Endstation Homeoffice: Homeoffice als Karrierekiller?

Homeoffice ist eine große und wohl auch dauerhafte Folge der Corona-Pandemie. Manche freut das, andere nicht. Der Bundesarbeitsminister setzt sich sogar für ein Recht auf Homeoffice ein. Nun macht eine Studie die Runde, laut der das zum Karrierekiller werden könnte.
Veröffentlicht am 30.11.2022
Endstation Homeoffice: Homeoffice als Karrierekiller?

Es ist schon fast zum Allgemeingut geworden, dass Homeoffice eine dauerhafte Konsequenz der Corona-Pandemie bleiben wird. Und es liegt ja auch auf der Hand, dass Unternehmen nach vielen Monaten meist erfolgreichen und weitgehend reibungslosen Homeoffice ihren Beschäftigten gegenüber nur schwache Argumente haben, wenn diese auch unabhängig von Krankheitswellen und Inzidenzen gerne von zuhause aus arbeiten wollen. Manchmal liest man gar, es sei eine Art Gewohnheitsrecht am Entstehen. Auch der Bundesarbeitsminister spricht sich oft dafür aus. Und im Koalitionsvertrag wurde vereinbart, dass „Beschäftigte in geeigneten Tätigkeiten einen Erörterungsanspruch über mobiles Arbeiten und Homeoffice erhalten sollen. Arbeitgeber sollen dem Wunsch der Beschäftigten nur dann widersprechen können, wenn betriebliche Belange entgegenstehen“ (Webseite Bundesarbeitsministerium BMAS). Unternehmen sollen einen Wunsch nach Homeoffice also nur noch begründet ablehnen können. Das BMAS weist aber auch darauf hin, dass es noch keine gesetzliche Regelung gibt. Ein Recht auf Homeoffice existiert also (noch?) nicht.

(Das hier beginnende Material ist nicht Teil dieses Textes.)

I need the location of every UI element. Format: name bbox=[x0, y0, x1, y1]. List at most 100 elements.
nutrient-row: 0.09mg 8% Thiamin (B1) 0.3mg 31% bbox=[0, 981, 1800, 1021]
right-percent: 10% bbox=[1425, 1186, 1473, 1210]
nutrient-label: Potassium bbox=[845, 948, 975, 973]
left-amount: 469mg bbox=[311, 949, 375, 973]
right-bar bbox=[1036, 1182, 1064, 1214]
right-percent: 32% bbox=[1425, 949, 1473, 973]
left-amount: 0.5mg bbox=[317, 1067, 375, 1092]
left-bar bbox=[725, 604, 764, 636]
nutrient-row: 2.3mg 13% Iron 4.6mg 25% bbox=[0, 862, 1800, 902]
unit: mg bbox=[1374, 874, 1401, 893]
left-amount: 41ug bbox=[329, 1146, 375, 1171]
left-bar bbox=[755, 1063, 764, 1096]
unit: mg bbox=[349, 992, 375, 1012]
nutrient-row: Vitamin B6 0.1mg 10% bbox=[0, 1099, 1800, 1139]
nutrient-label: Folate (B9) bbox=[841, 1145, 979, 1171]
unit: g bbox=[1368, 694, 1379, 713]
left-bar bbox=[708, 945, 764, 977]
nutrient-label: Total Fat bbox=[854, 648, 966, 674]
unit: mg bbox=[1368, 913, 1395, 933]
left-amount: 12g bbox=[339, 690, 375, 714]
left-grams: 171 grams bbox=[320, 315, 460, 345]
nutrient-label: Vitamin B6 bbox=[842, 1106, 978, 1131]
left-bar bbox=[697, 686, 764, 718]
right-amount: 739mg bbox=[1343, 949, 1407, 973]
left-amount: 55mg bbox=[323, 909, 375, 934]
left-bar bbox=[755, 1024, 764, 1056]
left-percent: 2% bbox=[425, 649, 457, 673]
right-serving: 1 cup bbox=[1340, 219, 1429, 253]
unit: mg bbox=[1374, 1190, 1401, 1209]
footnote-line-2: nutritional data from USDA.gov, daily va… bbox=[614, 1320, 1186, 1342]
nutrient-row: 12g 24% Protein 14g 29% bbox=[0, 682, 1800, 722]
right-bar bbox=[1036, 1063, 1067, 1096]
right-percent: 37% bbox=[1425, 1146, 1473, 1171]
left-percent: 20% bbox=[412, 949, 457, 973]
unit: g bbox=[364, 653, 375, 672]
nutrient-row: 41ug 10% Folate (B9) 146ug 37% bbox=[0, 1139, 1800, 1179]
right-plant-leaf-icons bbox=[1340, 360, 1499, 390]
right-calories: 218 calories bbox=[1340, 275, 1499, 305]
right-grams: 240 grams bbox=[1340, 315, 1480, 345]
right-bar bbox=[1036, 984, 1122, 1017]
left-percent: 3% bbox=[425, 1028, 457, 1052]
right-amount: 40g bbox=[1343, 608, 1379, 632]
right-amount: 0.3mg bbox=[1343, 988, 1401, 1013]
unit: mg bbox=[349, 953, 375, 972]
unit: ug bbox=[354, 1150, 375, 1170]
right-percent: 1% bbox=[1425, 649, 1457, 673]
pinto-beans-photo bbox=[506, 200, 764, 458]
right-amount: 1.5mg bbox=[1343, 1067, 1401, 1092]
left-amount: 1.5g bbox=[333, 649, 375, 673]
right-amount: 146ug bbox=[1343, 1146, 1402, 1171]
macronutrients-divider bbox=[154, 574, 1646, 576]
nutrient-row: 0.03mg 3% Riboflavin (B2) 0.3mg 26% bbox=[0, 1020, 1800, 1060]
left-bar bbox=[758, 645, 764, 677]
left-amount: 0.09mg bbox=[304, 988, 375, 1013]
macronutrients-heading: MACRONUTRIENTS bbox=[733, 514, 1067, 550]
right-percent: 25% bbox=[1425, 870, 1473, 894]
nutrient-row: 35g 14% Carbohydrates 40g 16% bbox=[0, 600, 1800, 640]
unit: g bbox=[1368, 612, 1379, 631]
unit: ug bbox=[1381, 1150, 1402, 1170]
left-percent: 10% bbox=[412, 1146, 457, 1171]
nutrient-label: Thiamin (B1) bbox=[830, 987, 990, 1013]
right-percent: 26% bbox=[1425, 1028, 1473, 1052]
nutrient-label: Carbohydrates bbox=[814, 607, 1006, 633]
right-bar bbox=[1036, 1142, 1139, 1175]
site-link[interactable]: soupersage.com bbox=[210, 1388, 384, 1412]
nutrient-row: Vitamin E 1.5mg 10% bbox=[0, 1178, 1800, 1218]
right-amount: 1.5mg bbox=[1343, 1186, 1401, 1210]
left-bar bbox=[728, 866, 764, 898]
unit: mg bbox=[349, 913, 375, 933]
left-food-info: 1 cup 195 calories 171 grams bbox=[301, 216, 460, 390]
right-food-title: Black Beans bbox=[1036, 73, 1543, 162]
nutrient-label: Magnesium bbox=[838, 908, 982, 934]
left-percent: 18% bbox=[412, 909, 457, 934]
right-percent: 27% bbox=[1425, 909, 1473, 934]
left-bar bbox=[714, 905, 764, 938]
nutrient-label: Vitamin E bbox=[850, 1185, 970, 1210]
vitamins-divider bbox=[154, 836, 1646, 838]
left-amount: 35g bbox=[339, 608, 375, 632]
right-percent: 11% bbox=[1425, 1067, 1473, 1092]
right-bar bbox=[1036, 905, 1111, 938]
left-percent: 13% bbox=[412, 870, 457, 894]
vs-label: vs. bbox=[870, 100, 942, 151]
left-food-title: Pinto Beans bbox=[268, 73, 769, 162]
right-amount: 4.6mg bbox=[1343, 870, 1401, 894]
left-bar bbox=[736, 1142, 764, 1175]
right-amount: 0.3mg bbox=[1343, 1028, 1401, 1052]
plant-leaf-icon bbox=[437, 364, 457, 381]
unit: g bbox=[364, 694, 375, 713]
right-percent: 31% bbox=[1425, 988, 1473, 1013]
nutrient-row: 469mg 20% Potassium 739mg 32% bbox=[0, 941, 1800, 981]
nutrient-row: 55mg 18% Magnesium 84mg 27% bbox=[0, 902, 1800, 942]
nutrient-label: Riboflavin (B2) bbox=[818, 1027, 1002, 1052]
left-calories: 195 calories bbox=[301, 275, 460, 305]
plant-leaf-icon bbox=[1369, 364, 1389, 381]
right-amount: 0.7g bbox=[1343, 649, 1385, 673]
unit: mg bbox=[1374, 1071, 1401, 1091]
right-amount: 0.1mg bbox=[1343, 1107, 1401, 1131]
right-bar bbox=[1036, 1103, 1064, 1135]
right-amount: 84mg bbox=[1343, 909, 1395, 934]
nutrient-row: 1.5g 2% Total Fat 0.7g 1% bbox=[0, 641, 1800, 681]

Dabei liegen die Vorteile auf der Hand: Beschäftigte können Arbeit und Privatleben besser miteinander vereinen. Der Umwelt bleibt Pendelverkehr erspart. Unternehmen sparen Büroraum und es gibt etliche Untersuchungen, dass sich auch die Arbeitsproduktivität oft erhöht. Demgegenüber scheinen die offensichtlichsten Nachteile – weniger Trennung zwischen Arbeit und Privatleben, weniger sozialer Kontakt mit den Kollegen und Kolleginnen – weniger schwer zu wiegen. Nun macht eine bereits relativ alte Studie auf’s Neue die Runde, die auch einen großen Nachteil aufgedeckt hat: Homeoffice könnte ein Karrierekiller sein.

Für die Studie hat ein Forscherteam der Stanford-University in den USA ein Experiment bei einem großen chinesischen Reisekonzern begleitet. Das Unternehmen mit damals rund 16.000 Beschäftigten bot Angestellten in Callcentern an, von zuhause zu arbeiten. Unter jenen, die sich freiwillig dafür entschieden, wurden zwei gleich große Gruppen nach dem Zufallsprinzip für die Arbeit im Büro oder von zuhause ausgewählt. Neben deutlich messbaren positiven Effekten (13 Prozent höhere Produktivität, 50 Prozent niedrigere Fluktuation, höhere Zufriedenheit) zeigte sich auch, dass die Beschäftigten im Homeoffice bei leistungsabhängigen Beförderungen benachteiligt wurden. Und zwar in enormem Ausmaß, ihre Beförderungsquote sank um 50 Prozent.

Was bedeutet das? Für die Relevanz dieser Untersuchung spricht, dass sie durch das Studiendesign mit der zufälligen Einteilung „Homeoffice vs. Büro“ von hoher methodischer Relevanz ist. Kausale Auswirkungen und Folgen des Homeoffice sind schwer zu erforschen, weil eben diese Zufälligkeit – zumindest in der Corona-Pandemie – kaum gegeben war. Gegen die Studie spricht aber, dass sie mit knapp 250 Teilnehmenden keine wirklich breite Basis hat und bereits vor zehn Jahren durchgeführt wurde. Der Wandel in der Arbeitswelt ist seither weitergegangen und hat sich durch das massive Homeoffice während Corona sicherlich noch beschleunigt. Die Annahme, dass Arbeiten im Homeoffice zum Faulenzen und zu geringerer Arbeitsleistung führt, dürfte heute viel seltener vertreten werden als vor zehn Jahren.

Dennoch sollte die Studie als zumindest starkes Indiz dafür gesehen werden, dass zu viel Homeoffice die Karriere bremsen kann. Denn wir erleben ja oft, dass im Betriebsalltag die tatsächliche Leistung eben nicht das Maß aller Dinge ist – Beziehungen, Netzwerke, soziale Fähigkeiten spielen auch eine Rolle. Und keine kleine.